Les perspectives pour 2022
Le déficit du régime général+FSV se réduirait à 21,6 Mds € (22,6 pour l’ensemble des régimes de base, même si en incluant la Cades, on parvient par un effet d’optique à un rééquilibrage des comptes). Ce n’est qu’à partir de 2024, que la Cour prévoit un retour de la croissance et de la masse salariale proche de l’avant-crise sanitaire. Cela se traduirait par une stabilisation autour de 13 Mds € de déficit (15 Mds tous régimes) à partir de 2024.
Pour la Cour, le redressement des comptes sociaux doit passer par une maîtrise des dépenses. Elle rappelle qu’après la crise de 2009, le redressement était passé par une augmentation des prélèvements, une voie qui n’est plus exploitable, étant donné le poids des prélèvements obligatoires en France. La Cour insiste également sur le fait que les risques sociaux n’ont pas vocation à être financés par de la dette, les prestations sociales ne constituant pas un investissement sur l’avenir.
Par ailleurs, des transferts éventuels de dettes de la sécurité sociale à l’État, ou de recettes de l’État ou de la Cades à la Sécurité sociale peuvent améliorer les résultats annuels, mais seraient sans effet sur les soldes des administrations publiques dans leur ensemble. Et ils ne peuvent se concevoir comme une dispense de la sécurité sociale à participer à l’effort global de redressement des finances publiques.
Les pouvoirs publics sont donc au pied du mur et des aménagements à la marge ne seront pas suffisants pour redresser les comptes. C’est donc à des réformes d’ampleur qu’il faut s’atteler.
Retraites, Santé : la Cour devrait faire preuve de « radicalité »
Concernant les retraites, la Cour indique qu’une fois la crise passée, de nouvelles adaptations seront indispensables pour tenir compte notamment des évolutions démographiques et de l’allongement de la durée de la vie.

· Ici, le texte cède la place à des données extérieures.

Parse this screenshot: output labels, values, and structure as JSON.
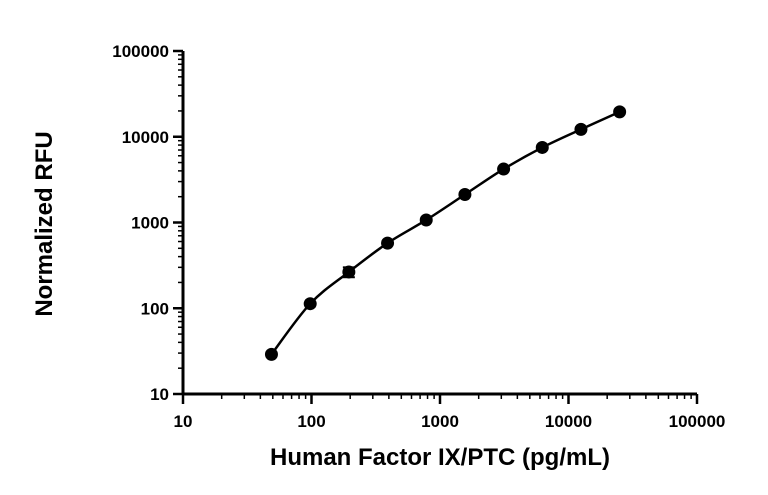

Des recommandations sur les retraites déjà formulées à l’occasion du rapport « une stratégie de finances publiques pour la sortie de crise » remis au Premier ministre. Pourtant, à ce moment (juin 2021), la Cour s’était montrée relativement prudente :
Un relèvement de l’âge de la retraite devrait s’accompagner d’actions impliquant les partenaires sociaux et les entreprises elles-mêmes, visant à favoriser le maintien dans l’emploi de salariés qui seraient partis plus tôt en retraite à législation inchangée. En effet, en 2018, seuls 63 % des nouveaux retraités et 52% des nouvelles retraitées avaient une activité professionnelle au moment de leur départ en retraite ; les autres percevaient d’autres revenus de remplacement (allocation chômage, pension d’invalidité ou revenu de remplacement) ou étaient sans revenus connus.
Dans le précédent rapport sur la loi de financement de la Sécurité sociale 2020, la Cour émettait quelques réserves sur le bénéfice d’un report de l’âge :
Les réformes menées en France depuis 1993 dans le domaine de la retraite ont conduit à freiner la progression des dépenses à court et à long terme. Le passage à l’indexation sur les prix et non plus sur les salaires, à la fois des salaires portés aux comptes et des pensions, a conduit aux économies les plus importantes : plus de 40 % des effets des réformes en 2019. Les mesures visant à rééquilibrer les durées d’activité et de retraite en augmentant les âges de départ à la retraite et l’emploi ont eu des effets de moindre ampleur.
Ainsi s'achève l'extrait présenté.